Outrora, sabia-se que Portugal era um país traduzido do francês. Foi Eça de Queiroz que o disse. Era no tempo em que os estudantes portugueses aprendiam francês. Hoje, aprendem inglês, mas nem por isso o chiste queirosiano deixou de ter sentido. Sim, a nossa política é ainda, em parte, adaptada do francês, e não apenas por via da União Europeia. Se repararmos bem, o que Luís Montenegro anda a tentar no governo em Portugal é uma cópia tardia do que o presidente Macron ensaiou em França. O projecto de Macron acaba de encalhar. Vale a pena perceber o que aconteceu ao original, porque talvez ajude a antever o destino da tradução.

A ideia era muito simples, e por isso irresistível, como todas as coisas aparentemente simples. As migrações descontroladas fizeram crescer a direita nacionalista. Ao mesmo tempo, as universidades americanas inspiraram à esquerda mais um episódio de epilepsia extremista, a que se deu o nome de wokismo. Em 2017, Macron viu a oportunidade: entre uma direita a que a esquerda chamava “fascista”, e uma esquerda que as pessoas sensatas passaram a achar “louca”, governar em nome do “centro moderado”.

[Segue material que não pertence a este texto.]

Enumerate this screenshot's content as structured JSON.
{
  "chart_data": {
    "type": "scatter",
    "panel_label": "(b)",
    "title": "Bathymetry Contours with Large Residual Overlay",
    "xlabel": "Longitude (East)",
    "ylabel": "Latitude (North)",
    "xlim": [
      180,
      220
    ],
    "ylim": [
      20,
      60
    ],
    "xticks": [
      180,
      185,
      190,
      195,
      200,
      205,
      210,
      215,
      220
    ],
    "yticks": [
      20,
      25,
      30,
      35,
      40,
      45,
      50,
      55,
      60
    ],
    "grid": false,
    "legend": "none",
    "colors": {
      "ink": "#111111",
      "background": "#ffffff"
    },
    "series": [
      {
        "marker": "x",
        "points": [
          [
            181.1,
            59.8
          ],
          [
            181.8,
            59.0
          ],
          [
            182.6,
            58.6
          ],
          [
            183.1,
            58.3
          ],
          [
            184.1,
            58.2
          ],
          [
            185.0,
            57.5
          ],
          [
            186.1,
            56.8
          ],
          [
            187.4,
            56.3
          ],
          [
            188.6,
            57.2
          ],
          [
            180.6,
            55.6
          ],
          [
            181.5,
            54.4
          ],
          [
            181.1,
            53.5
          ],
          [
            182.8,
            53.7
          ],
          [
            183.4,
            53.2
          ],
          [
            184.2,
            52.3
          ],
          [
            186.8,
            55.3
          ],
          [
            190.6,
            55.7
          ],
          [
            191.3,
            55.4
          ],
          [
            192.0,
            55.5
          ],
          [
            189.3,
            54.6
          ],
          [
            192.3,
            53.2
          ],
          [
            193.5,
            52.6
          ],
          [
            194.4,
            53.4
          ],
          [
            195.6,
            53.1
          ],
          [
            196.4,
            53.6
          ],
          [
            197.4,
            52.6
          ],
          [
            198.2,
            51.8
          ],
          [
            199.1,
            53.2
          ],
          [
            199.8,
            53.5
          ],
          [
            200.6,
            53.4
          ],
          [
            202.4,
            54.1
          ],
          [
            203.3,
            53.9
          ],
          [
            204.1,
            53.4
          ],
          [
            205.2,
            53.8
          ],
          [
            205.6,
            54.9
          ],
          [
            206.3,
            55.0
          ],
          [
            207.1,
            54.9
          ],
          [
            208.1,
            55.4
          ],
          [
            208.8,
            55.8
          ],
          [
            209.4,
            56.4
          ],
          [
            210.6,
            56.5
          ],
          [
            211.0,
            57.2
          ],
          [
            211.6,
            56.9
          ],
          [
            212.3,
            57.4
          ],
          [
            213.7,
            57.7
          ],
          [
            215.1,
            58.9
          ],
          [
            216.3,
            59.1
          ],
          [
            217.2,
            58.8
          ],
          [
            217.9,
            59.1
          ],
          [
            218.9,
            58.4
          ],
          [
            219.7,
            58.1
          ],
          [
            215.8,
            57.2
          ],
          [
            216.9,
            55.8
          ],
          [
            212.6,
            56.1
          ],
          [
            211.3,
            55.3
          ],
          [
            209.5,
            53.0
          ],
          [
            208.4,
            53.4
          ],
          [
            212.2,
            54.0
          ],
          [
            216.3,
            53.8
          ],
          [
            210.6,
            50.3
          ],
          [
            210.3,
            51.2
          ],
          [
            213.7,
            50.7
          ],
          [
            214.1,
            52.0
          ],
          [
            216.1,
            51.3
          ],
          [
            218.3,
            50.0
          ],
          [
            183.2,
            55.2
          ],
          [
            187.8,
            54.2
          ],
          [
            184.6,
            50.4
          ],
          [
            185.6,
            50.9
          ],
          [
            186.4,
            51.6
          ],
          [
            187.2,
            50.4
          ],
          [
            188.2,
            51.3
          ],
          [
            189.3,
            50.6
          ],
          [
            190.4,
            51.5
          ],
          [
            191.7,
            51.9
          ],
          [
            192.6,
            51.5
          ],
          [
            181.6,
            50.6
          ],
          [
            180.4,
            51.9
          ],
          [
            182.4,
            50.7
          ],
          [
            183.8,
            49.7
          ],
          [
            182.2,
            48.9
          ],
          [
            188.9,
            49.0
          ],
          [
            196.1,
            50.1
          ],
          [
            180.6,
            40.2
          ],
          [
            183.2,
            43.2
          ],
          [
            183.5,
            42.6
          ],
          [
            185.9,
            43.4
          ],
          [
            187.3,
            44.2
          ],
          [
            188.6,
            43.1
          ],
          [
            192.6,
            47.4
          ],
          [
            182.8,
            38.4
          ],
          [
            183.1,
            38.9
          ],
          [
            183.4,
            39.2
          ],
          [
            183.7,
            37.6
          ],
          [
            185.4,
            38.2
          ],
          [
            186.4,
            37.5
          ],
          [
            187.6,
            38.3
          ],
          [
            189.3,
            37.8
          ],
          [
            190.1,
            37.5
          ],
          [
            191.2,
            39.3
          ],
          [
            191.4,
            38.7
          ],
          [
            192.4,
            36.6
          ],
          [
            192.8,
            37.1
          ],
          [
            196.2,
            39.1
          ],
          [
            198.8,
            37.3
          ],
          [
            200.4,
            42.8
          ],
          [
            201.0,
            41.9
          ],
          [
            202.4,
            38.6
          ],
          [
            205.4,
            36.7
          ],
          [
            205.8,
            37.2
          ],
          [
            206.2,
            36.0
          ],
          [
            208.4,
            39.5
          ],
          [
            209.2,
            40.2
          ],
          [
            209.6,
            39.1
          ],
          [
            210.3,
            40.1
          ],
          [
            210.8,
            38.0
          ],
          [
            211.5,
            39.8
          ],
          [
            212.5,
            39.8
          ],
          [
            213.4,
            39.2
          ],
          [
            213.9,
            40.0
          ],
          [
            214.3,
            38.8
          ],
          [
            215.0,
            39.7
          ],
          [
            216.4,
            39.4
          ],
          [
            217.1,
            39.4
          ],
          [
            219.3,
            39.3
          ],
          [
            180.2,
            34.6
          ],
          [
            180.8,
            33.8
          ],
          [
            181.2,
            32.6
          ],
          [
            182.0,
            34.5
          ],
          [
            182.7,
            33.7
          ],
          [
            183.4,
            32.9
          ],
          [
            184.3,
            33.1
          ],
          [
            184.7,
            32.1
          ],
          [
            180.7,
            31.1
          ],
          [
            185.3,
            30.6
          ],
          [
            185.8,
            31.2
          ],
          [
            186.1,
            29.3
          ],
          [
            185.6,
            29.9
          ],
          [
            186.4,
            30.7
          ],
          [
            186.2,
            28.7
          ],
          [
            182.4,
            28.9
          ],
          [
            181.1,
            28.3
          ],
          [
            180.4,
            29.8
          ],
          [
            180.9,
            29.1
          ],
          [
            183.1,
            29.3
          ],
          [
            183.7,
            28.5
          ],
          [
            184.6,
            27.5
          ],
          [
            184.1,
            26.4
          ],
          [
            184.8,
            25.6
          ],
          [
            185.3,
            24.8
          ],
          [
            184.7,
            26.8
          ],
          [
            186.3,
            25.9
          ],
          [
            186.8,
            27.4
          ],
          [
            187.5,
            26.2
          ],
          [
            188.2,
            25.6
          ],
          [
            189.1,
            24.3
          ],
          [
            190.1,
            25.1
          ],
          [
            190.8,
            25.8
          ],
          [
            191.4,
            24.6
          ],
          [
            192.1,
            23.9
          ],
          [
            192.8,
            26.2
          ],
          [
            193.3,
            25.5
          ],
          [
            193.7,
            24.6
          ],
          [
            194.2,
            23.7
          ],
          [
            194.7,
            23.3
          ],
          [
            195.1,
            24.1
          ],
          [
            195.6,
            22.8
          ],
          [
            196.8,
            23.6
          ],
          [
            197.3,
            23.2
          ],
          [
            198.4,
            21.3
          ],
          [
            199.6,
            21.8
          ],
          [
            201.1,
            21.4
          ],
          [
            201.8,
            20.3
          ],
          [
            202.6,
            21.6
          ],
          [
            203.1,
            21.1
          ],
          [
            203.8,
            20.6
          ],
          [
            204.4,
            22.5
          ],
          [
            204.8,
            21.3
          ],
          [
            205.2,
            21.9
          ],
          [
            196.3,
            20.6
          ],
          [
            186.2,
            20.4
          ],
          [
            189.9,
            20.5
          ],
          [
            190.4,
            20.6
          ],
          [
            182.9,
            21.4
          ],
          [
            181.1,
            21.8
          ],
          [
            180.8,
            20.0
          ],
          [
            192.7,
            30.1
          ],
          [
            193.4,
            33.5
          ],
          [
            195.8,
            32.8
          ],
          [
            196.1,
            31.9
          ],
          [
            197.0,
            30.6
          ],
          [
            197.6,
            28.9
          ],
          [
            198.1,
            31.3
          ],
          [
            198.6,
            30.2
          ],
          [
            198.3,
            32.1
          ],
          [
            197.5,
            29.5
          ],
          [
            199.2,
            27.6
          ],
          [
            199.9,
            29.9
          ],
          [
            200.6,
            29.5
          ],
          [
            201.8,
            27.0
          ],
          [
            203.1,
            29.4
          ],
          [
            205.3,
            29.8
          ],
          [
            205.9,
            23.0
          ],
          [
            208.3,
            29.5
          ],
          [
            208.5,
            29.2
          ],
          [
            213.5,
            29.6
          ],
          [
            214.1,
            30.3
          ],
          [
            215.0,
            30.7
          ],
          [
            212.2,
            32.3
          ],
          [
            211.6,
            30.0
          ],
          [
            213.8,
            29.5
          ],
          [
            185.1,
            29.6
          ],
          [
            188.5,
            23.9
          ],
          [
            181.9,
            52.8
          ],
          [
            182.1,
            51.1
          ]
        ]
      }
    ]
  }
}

Como talvez fosse de prever, o resultado foi um jogo de enganos. Pelo palco, Macron passou sob os mais variados disfarces: umas vezes, penitente “pós-colonial”; outras, polícia intransigente. Nas eleições, explorou o papão do “fascismo” para obter os votos da esquerda. No governo, invocou as urgências financeiras para exigir à direita que lhe viabilizasse o Orçamento. Nas últimas legislativas, juntou-se com a esquerda anti-semita. Agora, não se teria importado de continuar a governar apoiado nos “fascistas”. O que aconteceu esta semana era fatal: um consenso entre esquerda e direita para pôr fim à comédia. Os eleitores já se tinham cansado: o partido do presidente caiu de 308 deputados em 2017 para 98 este ano.

Para que serviu o ludíbrio macronista? Para a França chegar ao estado de “nova Grécia”, com um défice e uma dívida abissais. Podia ter sido de outra maneira? Não podia. Um governo entalado entre esquerda e direita aumenta a despesa, porque as votações têm de ser pagas. A política, quando lhe falta o ímpeto de uma visão, tende a reduzir-se às necessidades da mercearia. Constatámos isso por cá no debate do Orçamento. Mas França e Portugal não estão em situação de sustentar tantos equívocos e habilidades.

As sociedades ocidentais passam por mudanças que ameaçam a sua coesão social. Num mundo em que mandavam, estão agora sob pressão de potências hostis aos seus valores. É natural que se dividam sobre o que fazer. Macron, tal como Montenegro, aproveitou a divisão para tentar emergir como o “justo meio” entre dois “extremos”. Havia outro caminho? Havia: assumir a polarização, e liderar a estruturação de um dos campos políticos, de modo a governar com um suporte coerente e um rumo inteligível.

Em França, através da “Nova Frente Popular”, as esquerdas já se combinaram. Na Europa ocidental, com algumas excepções como a Itália, são as direitas que permanecem divididas. A esquerda é independente, e decide por si quando se junta e se separa. Mas uma parte da direita vive, por frouxidão ou conveniência, sob a tutela da esquerda. Por isso, acomodou-se às “linhas vermelhas” decretadas pelo esquerdismo. Uma liderança política à direita valerá pela autoridade que tiver para romper com esta limitação. Não se trata de resolver um problema de certos partidos, mas de toda a comunidade. Os países ocidentais só podem ganhar com a possibilidade, que apenas à direita existe, de uma governação reformista.